Para el Trabajo Social chileno, Carola no es pasado. Es identidad profesional. Es herida ética. Es advertencia. En tiempos donde se intenta reducir la profesión a indicadores, formularios y gestión de casos, su historia recuerda que el Trabajo Social nació del territorio, del compromiso con la vida digna y de una ética que no separa técnica de humanidad.

Hablar hoy de determinantes sociales de la salud, calidad y pediatría social parece evidente. Sin embargo, hubo un tiempo en que comprender que la enfermedad, la desnutrición infantil, el alcoholismo, el sufrimiento psíquico o incluso la muerte estaban profundamente vinculados a las condiciones de vida, al territorio y a la desigualdad social era una mirada disruptiva. Antes de que estos conceptos se institucionalizaran en políticas públicas o estándares de calidad, ya había profesionales que los practicaban en el terreno. El Trabajo Social y la pediatría social fueron parte de esa incomodidad temprana: no solo atendían síntomas, sino que interrogaban causas; no reducían la calidad a eficiencia técnica, sino que la entendían como dignidad, acceso, continuidad y cuidado integral.

Recordar a Carola Wiff y a Gilda Gnecco no es un ejercicio nostálgico ni un gesto simbólico vacío. Es una toma de posición frente al presente. Es afirmar que la salud, el Trabajo Social y la democracia no pueden existir sin memoria, sin justicia y sin dignidad. Es reconocer que hubo - y hay - profesiones que incomodan porque se niegan a separar técnica de humanidad, cuidado de política, ética de acción. Mientras sus nombres sigan pronunciándose, mientras sus historias sigan incomodando, mientras sus convicciones sigan orientando decisiones cotidianas y colectivas, no habrán sido vencidas. Porque la memoria, cuando se ejerce con consecuencia, también es una forma de resistencia.

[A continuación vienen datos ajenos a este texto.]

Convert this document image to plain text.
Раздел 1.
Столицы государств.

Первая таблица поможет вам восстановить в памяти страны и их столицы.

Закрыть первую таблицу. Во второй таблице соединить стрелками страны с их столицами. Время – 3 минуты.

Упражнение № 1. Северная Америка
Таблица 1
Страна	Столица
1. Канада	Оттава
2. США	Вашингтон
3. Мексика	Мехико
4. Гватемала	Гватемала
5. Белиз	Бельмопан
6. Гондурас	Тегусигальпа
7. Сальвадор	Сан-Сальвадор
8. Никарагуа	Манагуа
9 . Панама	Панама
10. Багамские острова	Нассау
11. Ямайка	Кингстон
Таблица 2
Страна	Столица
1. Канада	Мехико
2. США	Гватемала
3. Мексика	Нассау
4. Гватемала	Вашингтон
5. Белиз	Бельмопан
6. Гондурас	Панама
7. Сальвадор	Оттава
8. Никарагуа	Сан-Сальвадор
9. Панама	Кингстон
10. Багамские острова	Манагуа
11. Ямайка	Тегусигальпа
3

Carola Wiff y Gilda Gnecco no están en vida. Pero siguen estando. En los determinantes sociales que aún incomodan a la salud pública. En la pediatría social que resistió incluso en la clandestinidad. En la calidad entendida como dignidad y no como cifra. En la enseñanza ética que no se transa. En la lealtad que no claudica.

Y desde hoy, también, en cada decisión cívica que el Trabajo Social no puede mirar como neutra. Porque votar no es un trámite. Es memoria en acto. Es responsabilidad histórica. Es dignidad. Recordarlas en cada voto no es partidismo: es ética. Es preguntarse si esa decisión honra la vida digna, la justicia social y la memoria de quienes fueron perseguidas por ejercer su profesión con consecuencia.

Recordarlas no es mirar al pasado.
Es negarse, una y otra vez, a traicionarlo.